Re: [whatwg] URL spec and IDN

2014-03-17 Thread Anne van Kesteren
On Wed, Feb 19, 2014 at 11:53 PM, Joshua Cranmer pidgeo...@verizon.net wrote:
 I've noted that the URL specification is currently rather vague when it
 comes to IDN, and has some uncertain comments about issues related to
 IDNA2003, IDNA2008, and UTS #46.

Yeah, it is a clusterfuck. I'm working with the guys behind UTS #46 on
cleaning it up, but due to vacation et al it's taking some time.


 Roughly speaking, in my experience, there are three kinds of labels:
 A-labels, U-labels, and displayable U-labels. A-labels are the
 Punycode-encoded version of the labels used for DNS (normalized to ASCII
 lower-case, naturally). U-labels are the results of converting an A-label to
 Unicode. Displayable U-labels are A-labels converted to U-labels only if
 they do not contain a Unicode homograph attack. My drawing a distinction
 between the displayable U-label and the regular kind is out of concern
 that the definition of displayable may change over time (e.g., certain
 script combinations are newly permitted/prohibited), whereas the U-label
 derived from an A-label should be constant.

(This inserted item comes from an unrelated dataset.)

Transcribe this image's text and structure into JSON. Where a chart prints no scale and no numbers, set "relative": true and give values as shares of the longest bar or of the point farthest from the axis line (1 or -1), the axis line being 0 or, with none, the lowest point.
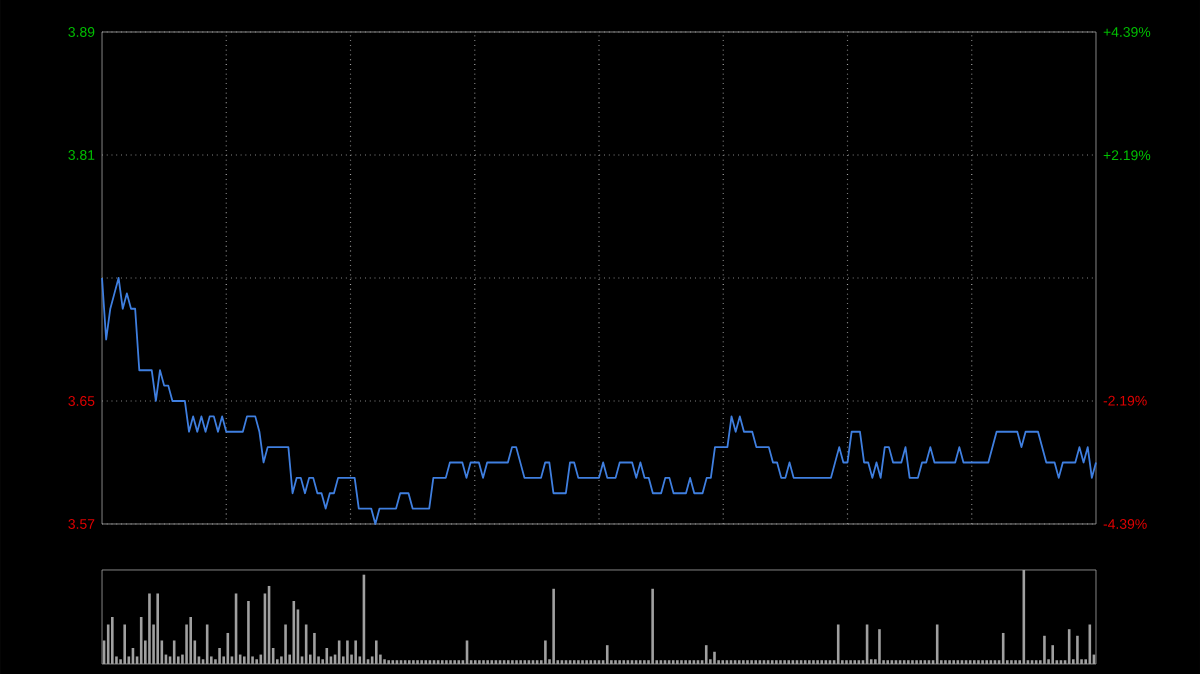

Agreed. At some point we should make this clearer in the specification.


 Given these three kinds of labels, it ought to be possible (IMO) to convert
 a generic domain in any (i.e., unnormalized) format. The specification
 currently provides for a domainToASCII and a domainToUnicode function which
 naturally map to producing A-labels and U-labels, but contains a note
 suggesting that they shouldn't be implemented due to the IDNA clusterfuck.
 The way to a displayable U-label would seem to me to come most naturally
 via |new URL(http://; + domain).host|.

No, we should have a dedicated domainToUI() or some such. A parsed URL
contains A-labels. We might want to have something similar for URLs
themselves. To convert percent-encoding and such.


 Looking at the spec, it's not clear if the host, href, and other methods are
 supposed to return U-labels or A-labels (or some potential mix of the two).

It's A-labels, see http://url.spec.whatwg.org/#concept-host-parser for details.


 I'm guessing the reason why the domainTo* methods are unspecified are due to
 inconsistent handling of IDNA2008 by current web browsers, ...

Right.


 * Chrome's documentation calls out ignoring STD3 rules (i.e., permitting
 more ASCII characters) and disallowing unassigned code points. IE's
 documentation does not suggest what they do here.

You want to allow e.g. _ as that is used by subdomains. However, if
you ignore STD3, you need additional checks later on to prevent
reparsing issues. The URL Standard calls out the specific code points
that are problematic here.


 1. Expressly identify how to normalize and process an IDN address under
 IDNA2008 + UTR #46 + other modifications that reflects reality. I'm not
 qualified to know what happens at precise edge cases here.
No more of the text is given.